Benchmark timescaledb select
performance.
timescale-bench --input query_params.csv --workers 10
Usage:
timescale-bench [flags]
Flags:
-d, --db-url string the timescaledb url to benchmark against (default "postgres://postgres:password@localhost:5432/homework")
-h, --help help for timescale-bench
-i, --input string bench input file in csv format
-l, --log-level string log level (default "info")
-o, --output-formatter string output formatter (default "human")

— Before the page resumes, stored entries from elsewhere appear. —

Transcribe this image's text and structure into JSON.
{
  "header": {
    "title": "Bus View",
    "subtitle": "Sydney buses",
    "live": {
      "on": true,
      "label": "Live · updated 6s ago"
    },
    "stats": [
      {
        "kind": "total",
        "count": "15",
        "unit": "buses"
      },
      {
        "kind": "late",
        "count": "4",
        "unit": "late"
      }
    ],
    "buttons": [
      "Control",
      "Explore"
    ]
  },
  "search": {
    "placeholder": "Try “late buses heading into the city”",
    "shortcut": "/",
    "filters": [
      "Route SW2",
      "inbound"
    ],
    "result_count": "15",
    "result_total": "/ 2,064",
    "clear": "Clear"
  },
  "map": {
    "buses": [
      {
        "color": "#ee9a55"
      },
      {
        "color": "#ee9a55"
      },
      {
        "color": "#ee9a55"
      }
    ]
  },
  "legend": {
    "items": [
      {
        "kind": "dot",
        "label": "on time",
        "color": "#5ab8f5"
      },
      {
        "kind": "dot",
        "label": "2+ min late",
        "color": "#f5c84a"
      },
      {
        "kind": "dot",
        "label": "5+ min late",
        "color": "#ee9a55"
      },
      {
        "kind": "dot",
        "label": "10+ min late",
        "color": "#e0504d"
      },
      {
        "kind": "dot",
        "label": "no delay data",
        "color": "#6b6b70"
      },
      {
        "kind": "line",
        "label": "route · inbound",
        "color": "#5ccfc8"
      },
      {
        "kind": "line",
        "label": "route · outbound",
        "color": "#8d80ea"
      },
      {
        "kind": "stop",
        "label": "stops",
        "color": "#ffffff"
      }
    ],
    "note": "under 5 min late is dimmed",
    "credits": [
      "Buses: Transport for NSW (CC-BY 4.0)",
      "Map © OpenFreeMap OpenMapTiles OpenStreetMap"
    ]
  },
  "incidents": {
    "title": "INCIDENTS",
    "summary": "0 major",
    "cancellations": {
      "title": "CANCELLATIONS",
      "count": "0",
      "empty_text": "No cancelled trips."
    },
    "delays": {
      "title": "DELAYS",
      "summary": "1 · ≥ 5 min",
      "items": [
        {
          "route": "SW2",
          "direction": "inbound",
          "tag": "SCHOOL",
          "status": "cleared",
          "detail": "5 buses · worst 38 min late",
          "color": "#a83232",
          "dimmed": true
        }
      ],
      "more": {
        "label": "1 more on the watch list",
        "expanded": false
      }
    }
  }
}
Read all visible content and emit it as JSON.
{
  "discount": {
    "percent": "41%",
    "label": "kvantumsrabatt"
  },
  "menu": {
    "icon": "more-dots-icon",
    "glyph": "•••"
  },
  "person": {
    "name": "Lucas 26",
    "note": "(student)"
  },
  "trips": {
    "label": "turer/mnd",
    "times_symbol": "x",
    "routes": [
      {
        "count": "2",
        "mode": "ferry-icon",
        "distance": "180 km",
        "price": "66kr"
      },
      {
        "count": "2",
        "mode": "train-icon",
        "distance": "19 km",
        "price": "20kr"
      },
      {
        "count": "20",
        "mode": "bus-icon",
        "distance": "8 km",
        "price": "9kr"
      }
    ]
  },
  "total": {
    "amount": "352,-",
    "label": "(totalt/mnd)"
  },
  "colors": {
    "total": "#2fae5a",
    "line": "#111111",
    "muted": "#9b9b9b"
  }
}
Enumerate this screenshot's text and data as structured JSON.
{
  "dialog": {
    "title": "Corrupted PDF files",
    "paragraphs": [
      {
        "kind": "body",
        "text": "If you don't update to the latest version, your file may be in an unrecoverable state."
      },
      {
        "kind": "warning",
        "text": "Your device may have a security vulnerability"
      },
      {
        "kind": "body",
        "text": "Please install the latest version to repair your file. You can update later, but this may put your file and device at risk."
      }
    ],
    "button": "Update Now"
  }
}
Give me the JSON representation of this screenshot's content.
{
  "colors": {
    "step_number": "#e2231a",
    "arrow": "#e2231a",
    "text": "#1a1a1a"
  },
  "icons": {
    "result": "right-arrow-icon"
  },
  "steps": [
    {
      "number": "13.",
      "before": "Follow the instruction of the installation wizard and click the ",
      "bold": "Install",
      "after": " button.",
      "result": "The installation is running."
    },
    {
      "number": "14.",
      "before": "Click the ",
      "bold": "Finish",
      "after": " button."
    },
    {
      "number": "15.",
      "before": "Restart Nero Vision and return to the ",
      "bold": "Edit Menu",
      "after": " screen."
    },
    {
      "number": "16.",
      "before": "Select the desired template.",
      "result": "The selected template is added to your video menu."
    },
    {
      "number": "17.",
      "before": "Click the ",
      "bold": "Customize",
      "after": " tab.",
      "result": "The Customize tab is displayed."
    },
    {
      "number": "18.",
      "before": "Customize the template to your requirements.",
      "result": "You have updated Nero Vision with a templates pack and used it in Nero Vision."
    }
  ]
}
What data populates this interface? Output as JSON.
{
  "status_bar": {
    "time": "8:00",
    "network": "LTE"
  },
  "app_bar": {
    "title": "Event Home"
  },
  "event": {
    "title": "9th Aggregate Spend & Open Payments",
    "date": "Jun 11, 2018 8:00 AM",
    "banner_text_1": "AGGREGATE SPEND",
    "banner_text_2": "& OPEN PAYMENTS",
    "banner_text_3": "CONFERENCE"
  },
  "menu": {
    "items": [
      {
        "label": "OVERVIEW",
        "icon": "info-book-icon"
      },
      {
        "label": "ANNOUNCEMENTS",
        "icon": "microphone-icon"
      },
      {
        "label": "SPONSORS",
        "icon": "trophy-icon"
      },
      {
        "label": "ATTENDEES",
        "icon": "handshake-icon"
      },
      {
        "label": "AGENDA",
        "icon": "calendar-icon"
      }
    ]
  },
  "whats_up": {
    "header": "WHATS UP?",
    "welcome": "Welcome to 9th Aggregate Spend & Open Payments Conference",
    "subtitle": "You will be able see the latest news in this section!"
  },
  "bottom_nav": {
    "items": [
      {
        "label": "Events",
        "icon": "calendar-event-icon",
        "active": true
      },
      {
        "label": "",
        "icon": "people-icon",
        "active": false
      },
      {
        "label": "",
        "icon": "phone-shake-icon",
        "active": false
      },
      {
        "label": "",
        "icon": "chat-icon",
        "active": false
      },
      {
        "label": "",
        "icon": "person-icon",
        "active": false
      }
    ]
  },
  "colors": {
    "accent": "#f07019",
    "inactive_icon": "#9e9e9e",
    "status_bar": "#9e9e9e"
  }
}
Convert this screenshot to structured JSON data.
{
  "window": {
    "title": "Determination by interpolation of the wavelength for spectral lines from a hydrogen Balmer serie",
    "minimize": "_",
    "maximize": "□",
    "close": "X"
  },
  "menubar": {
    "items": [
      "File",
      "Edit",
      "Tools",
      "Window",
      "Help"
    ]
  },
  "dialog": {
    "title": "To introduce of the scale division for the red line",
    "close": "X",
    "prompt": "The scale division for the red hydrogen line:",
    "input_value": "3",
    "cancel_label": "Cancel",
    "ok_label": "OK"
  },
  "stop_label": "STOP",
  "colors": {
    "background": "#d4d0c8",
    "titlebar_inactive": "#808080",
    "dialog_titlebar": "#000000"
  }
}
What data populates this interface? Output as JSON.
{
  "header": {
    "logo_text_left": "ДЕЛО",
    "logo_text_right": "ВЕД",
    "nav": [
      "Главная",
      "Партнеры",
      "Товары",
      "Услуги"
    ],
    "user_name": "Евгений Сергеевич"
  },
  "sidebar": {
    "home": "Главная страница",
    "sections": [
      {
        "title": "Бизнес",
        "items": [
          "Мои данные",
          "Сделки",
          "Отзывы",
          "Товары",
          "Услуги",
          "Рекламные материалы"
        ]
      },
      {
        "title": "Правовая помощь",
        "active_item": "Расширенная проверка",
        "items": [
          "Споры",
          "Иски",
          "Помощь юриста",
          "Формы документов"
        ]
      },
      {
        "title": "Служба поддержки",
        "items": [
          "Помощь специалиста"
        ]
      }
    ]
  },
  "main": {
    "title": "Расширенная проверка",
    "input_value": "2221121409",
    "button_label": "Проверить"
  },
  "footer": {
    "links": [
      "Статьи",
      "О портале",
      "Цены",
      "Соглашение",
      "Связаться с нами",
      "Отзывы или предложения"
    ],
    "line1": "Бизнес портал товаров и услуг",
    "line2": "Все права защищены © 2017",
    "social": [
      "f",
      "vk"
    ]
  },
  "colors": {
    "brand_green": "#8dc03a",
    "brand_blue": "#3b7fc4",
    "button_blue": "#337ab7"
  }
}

-w, --workers int number of workers (default 5)
- Download the test data
make data
- Unzip
mkdir data/ && mv data.tar.gz data/ && cd data && tar -xzvf data.tar.gz
- Start timescaledb using docker
make start-timescale
- Initialize dataset (including setting up the database schema and importing the dataset)
make init
- Compile the binary
make build
- Run it
bin/timescale-bench --input data/query_params.csv -l warn
→ bin/timescale-bench --input data/query_params.csv -l warn
Num Queries: 200
Num Errors: 0
Total Processing time: 1.1858086s
Min time: 5.929043ms
Max time: 5.929043ms
Average time: 5.929043ms
Median time: 5.929043ms
Alternatively, use -o json
to have the metrics displayed in json format (for easier parsing by other tools):
→ bin/timescale-bench --input data/query_params.csv -l warn -o json
{
"NumQueries": 200,
"NumErrors": 0,
"TotalProcessingTime": 1071775600,
"Min": 5358878,
"Max": 5358878,
"Average": 5358878,
"Median": 5358878
}
Use -l/--log-level
to adjust the log level.
e.g.,:
→ bin/timescale-bench --input data/query_params.csv -l info
INFO[0000] Starting... component=TimescaleBench
INFO[0000] Start the worker pool component=WorkerPool
INFO[0000] Running worker <Worker: 4> component=worker-4
INFO[0000] Running worker <Worker: 0> component=worker-0
INFO[0000] Running worker <Worker: 2> component=worker-2
INFO[0000] Running worker <Worker: 3> component=worker-3
INFO[0000] Running worker <Worker: 1> component=worker-1
INFO[0000] Finished dispatching all jobs component=WorkerPool
INFO[0000] Finished processing jobs component=worker-2
INFO[0000] Close database connection component=worker-2
INFO[0000] Finished processing jobs component=worker-0
INFO[0000] Close database connection component=worker-0
INFO[0000] Finished processing jobs component=worker-4
INFO[0000] Close database connection component=worker-4
INFO[0000] Finished processing jobs component=worker-3
INFO[0000] Close database connection component=worker-3
INFO[0000] Finished processing jobs component=worker-1
INFO[0000] Close database connection component=worker-1
Num Queries: 200
Num Errors: 0
Total Processing time: 1.0919558s
Min time: 5.459779ms
Max time: 5.459779ms
Average time: 5.459779ms
Median time: 5.459779ms
I chose to use a fan-in/fan-out model using Go channels. An alternative would be running workers as separate processes which require serialization/deserialization of messages being passed in between processes, which I feel is an overkill for this particular exercise.
There are three types of main abstractions: TimescaleBench
, WorkerPool
and Worker
.
TimescaleBench
the main harness of the tool, responsible for:- parse the input csv file
- for each row in the csv file, create a job with the specified
QueryParam
- send the job to the worker pool
- collect the result from the worker pool and print out the formatted aggregation result
WorkerPool
manager of workers, responsible for:- determine which job is dispatched to which worker
- actually dispatch the job to the worker (fan-out)
- collect query result from all workers (fan-in)
Worker
the worker goroutine that's responsible for:- connect to the database and execute the queries
- time the query execution
- post the query result to the results channel to be collected by the worker pool
The requirement says the queries for the same host should go to the same worker.
I opted for a simpler hash bucket scheme where the hostname of the query is hashed, and the worker is selected based on the bucket the hashed integer falls into (hash mod #workers).
I didn't go with consistent hashing because:
- it's more complicated to implement
- the benefit of consistent hashing is when you have workers joining/leaving frequently, in which case consistent hashing minimizes the number of items need to be rehashed, but this is not a requirement for this assignment.